Der vom Kläger geltend gemachte Verstoß der Neuregelung des § 256a SGB VI gegen das auf Art.2 Abs.1 GG beruhende rechtsstaatliche Vertrauensschutzprinzip liegt ebenfalls nicht vor. Der Gesetzgeber war unter dem Gesichtspunkt des rechtsstaatlichen Vertrauensprinzips zwar gehalten, auf die legitimen Interessen der von der Neuregelung Betroffenen am Fortbestand des bisher geltenden, für sie durchwegs günstigen Rechts Rücksicht zu nehmen (vgl. BVerfG vom 03.07.2006 a.a.O.). Dies konnte etwa durch den Erlass einer Übergangsvorschrift geschehen, wobei die nähere Ausgestaltung einer solchen Übergangsregelung seinem sachgerechten Ermessen unterlag. Eine solche sachgerechte Regelung ist vorliegend für die im Zeitpunkt der Neuregelung rentennahen Jahrgänge durch § 259a SGB VI erfolgt. Diese Vorschrift regelt in Anknüpfung an das Alter der Versicherten die Weitergeltung des alten Leistungsgruppenmodells des FRG für vor dem 01.01.1937 geborene Versicherte mit gewöhnlichem Aufenthalt im Gebiet der Bundesrepublik Deutschland ohne das Beitrittsgebiet vor dem 19.05.1990 in sachgerechter Weise.

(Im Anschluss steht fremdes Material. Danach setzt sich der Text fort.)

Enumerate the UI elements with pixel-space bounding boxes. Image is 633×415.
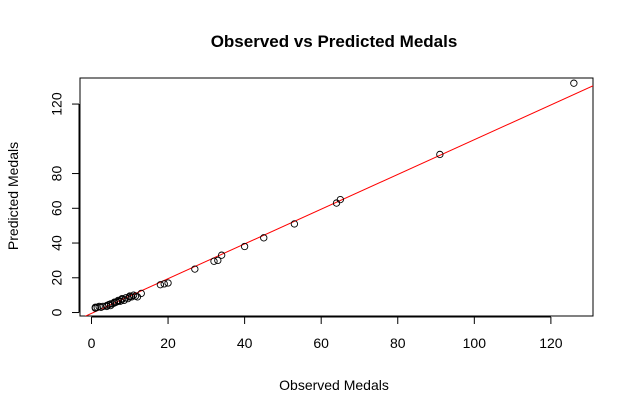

Einen Verfassungsverstoß von § 256a Abs.3 Sätze 1 und 2 SGB VI (Berücksichtigung sog. Überentgelte nur für die Zeit bis einschließlich 28.02.1971) hat der Kläger, der von der dann bestehenden Möglichkeit der Höherversicherung durch eine Beitragsentrichtung zur neu geschaffenen Freiwilligen Zusatzrentenversicherung der DDR keinen Gebrauch gemacht hat, nicht ausdrücklich geltend gemacht. Der Senat weist jedoch darauf hin, dass das BVerfG eine diesbezügliche Verfassungsbeschwerde geprüft und nicht zur Entscheidung angenommen hat. Es hat ausgeführt, dass der Gesetzgeber, dem bei der Neuordnung der sozialrechtlichen Rechtsverhältnisse im Zusammenhang mit der Wiedervereinigung ein besonders großer Gestaltungsspielraum zukam (so BVerfG E 100, 59, 94 f.), bei der Bemessung des Schutzes des § 256a SGB VI daran anknüpfen durfte, ob die Betroffenen von der höchstmöglichen Beitragsentrichtung, also auch der Höherversicherung zur FZR, Gebrauch gemacht haben (BVerfG, Beschluss vom 13.12.2002 - 1 BvR 1144/00).

Bei dieser Sach- und Rechtslage konnte die Berufung keinen Erfolg haben. Sie war mit der Kostenfolge aus § 193 SGG zurückzuweisen.
Gründe für die Zulassung der Revision sind - bei Vorliegen von ausgesprochen umfangreicher Rechtsprechung zu den im Streit stehenden Rechtsfragen - nicht ersichtlich.